There were the partners, a jovial James Tudy III, his suave son, James IV and Karol Hudson, a bartender by trade, presiding over their domain, a spotless, bright and cheerful converted coffee shop as inviting as stopping for a cup of coffee at auntie's house.
The homemade desserts won me over. This is the place you'll find real American apple pie, peach cobbler and the best of the soft bread puddings with whiskey sauce that I've had anywhere. Gosh, they were good. Fabulous crust on the pies. Even the pecan pie, which was more chess pie with a few pecans thrown in for good measure, was good enough to polish off to the last, stray crumb.
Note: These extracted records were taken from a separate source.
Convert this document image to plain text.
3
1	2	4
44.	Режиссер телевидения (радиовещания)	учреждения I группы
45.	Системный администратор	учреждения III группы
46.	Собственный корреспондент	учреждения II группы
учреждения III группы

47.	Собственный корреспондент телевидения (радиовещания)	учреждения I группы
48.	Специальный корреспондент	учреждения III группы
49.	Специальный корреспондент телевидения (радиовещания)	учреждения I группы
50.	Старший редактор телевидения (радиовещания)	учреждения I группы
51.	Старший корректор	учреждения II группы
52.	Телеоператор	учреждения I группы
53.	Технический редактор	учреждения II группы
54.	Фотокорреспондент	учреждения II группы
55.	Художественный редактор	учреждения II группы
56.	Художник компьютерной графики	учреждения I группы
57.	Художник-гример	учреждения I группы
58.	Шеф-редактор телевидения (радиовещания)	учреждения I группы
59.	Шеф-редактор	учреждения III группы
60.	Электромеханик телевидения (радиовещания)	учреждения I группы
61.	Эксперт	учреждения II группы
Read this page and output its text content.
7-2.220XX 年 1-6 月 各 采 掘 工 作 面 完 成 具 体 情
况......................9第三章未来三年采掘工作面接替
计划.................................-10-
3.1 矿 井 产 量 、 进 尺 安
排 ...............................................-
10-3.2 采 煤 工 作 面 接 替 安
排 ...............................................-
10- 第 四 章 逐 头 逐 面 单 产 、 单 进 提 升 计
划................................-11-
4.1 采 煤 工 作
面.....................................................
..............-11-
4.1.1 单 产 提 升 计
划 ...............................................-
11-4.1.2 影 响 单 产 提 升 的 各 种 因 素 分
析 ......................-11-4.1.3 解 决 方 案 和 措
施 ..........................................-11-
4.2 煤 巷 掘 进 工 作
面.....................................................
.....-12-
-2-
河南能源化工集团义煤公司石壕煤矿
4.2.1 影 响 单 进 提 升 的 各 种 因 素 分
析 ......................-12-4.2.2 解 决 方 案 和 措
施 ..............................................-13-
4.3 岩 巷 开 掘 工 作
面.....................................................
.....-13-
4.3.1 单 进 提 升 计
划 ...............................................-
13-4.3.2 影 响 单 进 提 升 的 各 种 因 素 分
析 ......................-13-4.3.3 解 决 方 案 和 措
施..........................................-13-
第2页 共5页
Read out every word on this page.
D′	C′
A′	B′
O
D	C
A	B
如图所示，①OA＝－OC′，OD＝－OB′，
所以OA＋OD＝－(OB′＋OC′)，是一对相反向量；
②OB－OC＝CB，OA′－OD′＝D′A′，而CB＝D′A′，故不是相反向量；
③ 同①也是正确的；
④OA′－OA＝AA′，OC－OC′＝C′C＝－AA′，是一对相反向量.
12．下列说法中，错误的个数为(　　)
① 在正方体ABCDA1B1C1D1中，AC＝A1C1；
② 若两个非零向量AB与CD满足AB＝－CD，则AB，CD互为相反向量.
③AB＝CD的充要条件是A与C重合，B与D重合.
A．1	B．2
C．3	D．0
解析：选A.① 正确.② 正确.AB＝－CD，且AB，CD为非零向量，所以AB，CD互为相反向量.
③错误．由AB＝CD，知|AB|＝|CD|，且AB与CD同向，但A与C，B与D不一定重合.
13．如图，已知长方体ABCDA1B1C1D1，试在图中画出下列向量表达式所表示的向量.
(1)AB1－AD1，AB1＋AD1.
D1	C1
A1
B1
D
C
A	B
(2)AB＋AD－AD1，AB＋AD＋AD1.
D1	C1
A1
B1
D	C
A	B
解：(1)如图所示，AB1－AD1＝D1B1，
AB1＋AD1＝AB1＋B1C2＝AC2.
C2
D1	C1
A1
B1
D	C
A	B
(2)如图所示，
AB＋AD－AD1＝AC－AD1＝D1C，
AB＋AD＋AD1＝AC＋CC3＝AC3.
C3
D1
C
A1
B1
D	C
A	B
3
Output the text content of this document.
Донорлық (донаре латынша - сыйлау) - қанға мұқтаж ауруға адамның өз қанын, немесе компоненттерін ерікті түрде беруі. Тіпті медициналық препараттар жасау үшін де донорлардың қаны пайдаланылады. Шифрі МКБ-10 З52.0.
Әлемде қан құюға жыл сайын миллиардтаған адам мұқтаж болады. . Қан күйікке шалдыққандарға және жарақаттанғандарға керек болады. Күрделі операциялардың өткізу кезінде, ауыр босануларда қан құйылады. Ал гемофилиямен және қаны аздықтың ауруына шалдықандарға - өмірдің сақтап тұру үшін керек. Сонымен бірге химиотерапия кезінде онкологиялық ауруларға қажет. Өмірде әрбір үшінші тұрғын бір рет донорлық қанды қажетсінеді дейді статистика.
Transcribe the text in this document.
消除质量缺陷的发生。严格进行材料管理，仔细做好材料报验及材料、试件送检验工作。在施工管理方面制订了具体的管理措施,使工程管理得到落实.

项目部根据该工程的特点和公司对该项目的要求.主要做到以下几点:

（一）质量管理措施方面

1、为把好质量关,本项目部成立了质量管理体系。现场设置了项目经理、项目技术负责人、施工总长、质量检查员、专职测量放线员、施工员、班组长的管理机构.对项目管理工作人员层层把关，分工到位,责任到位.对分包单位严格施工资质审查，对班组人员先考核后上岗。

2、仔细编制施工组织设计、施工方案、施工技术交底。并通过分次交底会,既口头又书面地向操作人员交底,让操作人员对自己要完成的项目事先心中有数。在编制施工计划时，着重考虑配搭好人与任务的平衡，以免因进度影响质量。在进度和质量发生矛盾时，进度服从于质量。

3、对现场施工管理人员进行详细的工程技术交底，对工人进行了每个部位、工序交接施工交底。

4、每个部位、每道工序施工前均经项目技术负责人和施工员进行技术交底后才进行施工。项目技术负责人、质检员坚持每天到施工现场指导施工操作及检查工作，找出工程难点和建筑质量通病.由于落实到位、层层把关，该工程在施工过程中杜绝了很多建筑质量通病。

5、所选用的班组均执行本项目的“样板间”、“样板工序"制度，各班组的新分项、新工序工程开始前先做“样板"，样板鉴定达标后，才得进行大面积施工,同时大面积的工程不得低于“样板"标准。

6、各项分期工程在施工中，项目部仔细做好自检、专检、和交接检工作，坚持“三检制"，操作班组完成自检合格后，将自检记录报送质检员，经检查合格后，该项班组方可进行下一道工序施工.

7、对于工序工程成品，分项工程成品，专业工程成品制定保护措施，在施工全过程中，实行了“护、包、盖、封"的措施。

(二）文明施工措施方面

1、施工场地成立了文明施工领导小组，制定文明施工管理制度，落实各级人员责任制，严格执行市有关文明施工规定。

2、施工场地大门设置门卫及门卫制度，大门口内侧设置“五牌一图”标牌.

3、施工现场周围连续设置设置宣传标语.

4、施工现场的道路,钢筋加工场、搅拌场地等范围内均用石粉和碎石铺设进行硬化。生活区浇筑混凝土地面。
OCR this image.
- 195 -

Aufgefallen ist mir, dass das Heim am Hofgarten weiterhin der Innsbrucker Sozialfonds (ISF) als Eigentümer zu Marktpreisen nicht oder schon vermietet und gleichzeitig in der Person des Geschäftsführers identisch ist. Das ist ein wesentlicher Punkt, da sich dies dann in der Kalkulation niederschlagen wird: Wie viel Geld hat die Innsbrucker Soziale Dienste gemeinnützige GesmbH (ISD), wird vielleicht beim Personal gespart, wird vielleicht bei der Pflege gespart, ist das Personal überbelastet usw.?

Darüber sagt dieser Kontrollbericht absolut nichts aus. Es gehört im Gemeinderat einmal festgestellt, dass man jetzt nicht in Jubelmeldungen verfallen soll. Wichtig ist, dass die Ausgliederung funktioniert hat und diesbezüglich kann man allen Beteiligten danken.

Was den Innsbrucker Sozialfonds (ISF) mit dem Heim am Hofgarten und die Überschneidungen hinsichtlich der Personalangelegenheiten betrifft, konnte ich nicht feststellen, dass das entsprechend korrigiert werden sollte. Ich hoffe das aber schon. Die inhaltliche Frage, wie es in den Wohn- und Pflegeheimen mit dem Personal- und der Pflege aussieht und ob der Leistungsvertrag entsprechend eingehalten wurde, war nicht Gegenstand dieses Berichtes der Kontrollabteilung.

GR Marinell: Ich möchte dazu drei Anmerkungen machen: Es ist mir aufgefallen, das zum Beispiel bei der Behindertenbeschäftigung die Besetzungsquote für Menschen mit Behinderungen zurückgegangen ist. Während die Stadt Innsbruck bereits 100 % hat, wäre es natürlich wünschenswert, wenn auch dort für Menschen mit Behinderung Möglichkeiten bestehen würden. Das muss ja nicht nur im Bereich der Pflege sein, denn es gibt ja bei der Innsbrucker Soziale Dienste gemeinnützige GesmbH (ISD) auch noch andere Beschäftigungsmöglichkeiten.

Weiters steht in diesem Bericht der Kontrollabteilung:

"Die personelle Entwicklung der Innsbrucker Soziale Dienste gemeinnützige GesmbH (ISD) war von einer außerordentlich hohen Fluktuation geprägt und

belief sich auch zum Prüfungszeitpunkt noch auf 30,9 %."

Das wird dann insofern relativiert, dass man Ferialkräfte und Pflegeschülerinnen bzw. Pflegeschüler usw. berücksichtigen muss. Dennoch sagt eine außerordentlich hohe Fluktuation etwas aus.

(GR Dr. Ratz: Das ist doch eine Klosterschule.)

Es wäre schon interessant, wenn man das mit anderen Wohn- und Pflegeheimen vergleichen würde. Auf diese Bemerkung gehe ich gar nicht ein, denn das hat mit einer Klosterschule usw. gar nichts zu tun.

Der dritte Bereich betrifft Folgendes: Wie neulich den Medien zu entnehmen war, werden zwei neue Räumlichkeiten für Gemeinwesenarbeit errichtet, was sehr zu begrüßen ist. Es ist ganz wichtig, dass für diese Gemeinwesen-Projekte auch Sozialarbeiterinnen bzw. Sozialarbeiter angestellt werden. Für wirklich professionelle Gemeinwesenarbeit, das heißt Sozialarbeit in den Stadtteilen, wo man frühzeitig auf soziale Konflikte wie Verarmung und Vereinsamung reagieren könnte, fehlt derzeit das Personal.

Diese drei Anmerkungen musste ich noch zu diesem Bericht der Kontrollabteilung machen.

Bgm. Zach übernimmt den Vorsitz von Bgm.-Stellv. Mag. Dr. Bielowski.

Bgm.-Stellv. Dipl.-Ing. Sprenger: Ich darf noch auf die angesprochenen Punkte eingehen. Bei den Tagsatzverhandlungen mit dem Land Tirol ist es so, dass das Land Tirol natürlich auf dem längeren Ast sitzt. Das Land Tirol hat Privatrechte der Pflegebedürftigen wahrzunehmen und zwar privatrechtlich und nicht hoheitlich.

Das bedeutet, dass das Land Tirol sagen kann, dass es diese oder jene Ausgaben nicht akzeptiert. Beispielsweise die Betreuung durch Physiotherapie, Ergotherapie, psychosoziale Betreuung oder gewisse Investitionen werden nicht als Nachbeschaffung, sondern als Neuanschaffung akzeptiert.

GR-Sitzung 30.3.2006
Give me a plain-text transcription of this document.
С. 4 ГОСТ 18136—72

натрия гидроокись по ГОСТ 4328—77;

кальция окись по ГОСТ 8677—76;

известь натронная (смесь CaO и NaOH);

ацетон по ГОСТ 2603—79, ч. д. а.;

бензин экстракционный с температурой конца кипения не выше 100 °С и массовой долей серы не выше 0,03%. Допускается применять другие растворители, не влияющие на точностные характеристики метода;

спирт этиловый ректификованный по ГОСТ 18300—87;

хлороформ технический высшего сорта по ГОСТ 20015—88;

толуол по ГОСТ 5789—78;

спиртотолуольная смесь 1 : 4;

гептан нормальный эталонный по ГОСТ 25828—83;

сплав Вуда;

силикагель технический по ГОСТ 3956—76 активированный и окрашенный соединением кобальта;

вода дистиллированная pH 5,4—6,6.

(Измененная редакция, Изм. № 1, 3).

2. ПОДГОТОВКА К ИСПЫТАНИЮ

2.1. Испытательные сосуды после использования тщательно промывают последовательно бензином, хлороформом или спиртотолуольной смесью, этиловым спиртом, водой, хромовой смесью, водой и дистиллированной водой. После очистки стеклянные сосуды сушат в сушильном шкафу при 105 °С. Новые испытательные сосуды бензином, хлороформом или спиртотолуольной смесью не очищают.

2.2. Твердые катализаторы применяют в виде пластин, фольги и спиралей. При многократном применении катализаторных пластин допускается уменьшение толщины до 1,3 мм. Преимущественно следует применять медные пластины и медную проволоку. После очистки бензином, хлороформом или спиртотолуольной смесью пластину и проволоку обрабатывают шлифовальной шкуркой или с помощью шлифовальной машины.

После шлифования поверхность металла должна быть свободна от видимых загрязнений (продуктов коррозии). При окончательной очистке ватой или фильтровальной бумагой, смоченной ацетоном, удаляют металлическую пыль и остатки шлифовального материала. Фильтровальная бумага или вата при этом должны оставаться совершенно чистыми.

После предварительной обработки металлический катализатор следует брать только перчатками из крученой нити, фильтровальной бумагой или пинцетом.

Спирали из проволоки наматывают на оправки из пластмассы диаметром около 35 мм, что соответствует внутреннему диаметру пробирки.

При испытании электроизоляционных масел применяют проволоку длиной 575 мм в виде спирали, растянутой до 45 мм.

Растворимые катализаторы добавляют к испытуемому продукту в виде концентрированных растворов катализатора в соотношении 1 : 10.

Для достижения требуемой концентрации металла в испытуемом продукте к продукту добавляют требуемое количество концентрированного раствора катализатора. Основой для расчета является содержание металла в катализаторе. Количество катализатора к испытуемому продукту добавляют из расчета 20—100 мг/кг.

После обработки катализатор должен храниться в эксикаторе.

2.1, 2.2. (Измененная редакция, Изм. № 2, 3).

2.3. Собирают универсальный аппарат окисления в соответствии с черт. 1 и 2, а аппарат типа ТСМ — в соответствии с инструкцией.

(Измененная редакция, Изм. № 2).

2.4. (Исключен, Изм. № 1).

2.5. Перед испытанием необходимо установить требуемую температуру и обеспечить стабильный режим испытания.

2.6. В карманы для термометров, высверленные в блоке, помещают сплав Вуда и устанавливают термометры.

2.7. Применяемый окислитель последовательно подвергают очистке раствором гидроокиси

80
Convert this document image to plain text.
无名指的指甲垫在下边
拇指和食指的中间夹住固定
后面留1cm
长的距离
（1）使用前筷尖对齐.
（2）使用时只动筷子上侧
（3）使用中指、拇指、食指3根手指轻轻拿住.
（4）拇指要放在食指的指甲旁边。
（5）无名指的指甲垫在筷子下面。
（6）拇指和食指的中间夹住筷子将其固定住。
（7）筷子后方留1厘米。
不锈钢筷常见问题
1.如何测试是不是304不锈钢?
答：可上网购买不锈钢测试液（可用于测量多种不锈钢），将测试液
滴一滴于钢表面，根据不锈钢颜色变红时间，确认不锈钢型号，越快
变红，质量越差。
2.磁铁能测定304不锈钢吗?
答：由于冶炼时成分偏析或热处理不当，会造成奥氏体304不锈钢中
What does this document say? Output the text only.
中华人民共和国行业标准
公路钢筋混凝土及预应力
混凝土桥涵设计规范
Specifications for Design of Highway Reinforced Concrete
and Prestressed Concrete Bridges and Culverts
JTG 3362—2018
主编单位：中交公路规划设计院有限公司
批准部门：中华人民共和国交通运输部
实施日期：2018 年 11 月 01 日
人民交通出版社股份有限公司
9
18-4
Breakfast at Tudy's is a must, too. Rock bottom prices and good, clean food. Can't ask for more. There are old-fashioned pancakes done up as "pigs in a blanket" and pancake sandwiches. French toast is good and there is a chicken and waffle special with or without eggs for $4.95 and $3.95, respectively. There are Denver, Spanish and mushroom omelets along with a chili beans and cheese, ham and cheese and a California-style omelet filled with guacamole, mushrooms, alfalfa sprouts, bacon bits and cheese. All for less than $4.
There are terrific, moist, fresh grits served with or without eggs and other toppings. The usual truck-stop egg dishes with pork chops, beef patties, steak, sausages, bacon and beef hash are also here. And, oh, yes. The biscuits. They're divine with or without gravy. So you can't very well go hungry for breakfast.
Lunch and dinner menus are the same at Tudy's. The half fried chicken served with honey was a bit more crusty than I like my fried chicken, but that's a matter of taste. The chicken itself was moist and good. There are several steak dishes, including Karol steak Tudy's (named after Hudson), with a spinach and mushroom topping, which deserves a cautionary note about the quality of the steak. Don't expect prime. At $7.95, steak--any steak--with soup or salad, rice or mashed (baked or French fried) and collard greens, rolls and butter is a bargain.
My recommendation is the short ribs whenever they're on the special. They're incredibly good with gravy. The burgers are good, too. There also are scallops, crab, snapper, trout and shrimp for fish lovers and calves liver for liver lovers, which I did not try. The mashed potatoes and fries are made with real potatoes and the greens are the real stuff, too. And if hot entrees don't appeal for lunch, there are good, fresh salads served with (among other dressings), blue cheese dressing made with buttermilk, and hot and cold sandwiches, including hot pastrami, turkey, bacon and Swiss cheese club and hot corned beef and Swiss.
Tudy's is only a few weeks old and has already come on strong, given a few inconsistencies here and there with slow, but cordial service. And if you're wondering why a reviewer would review a place so soon after opening, the answer is simple. This restaurant is ready and recommendable.
Next time around, French fries, which often is the best thing on a coffee-shop menu. But I forgot to order them at Tudy's, and that should say it all.
Tudy's Restaurant, 5006 W. Pico Blvd., Los Angeles, (213) 937-7917. Cash only (credit card service to come soon). Open daily from 6 a.m. to 10 p.m.; Friday and Saturday open 24 hours. Reservations not necessary. No beer or wine yet. Catering and private room parties available. Full dinners $5.95 to 11.95.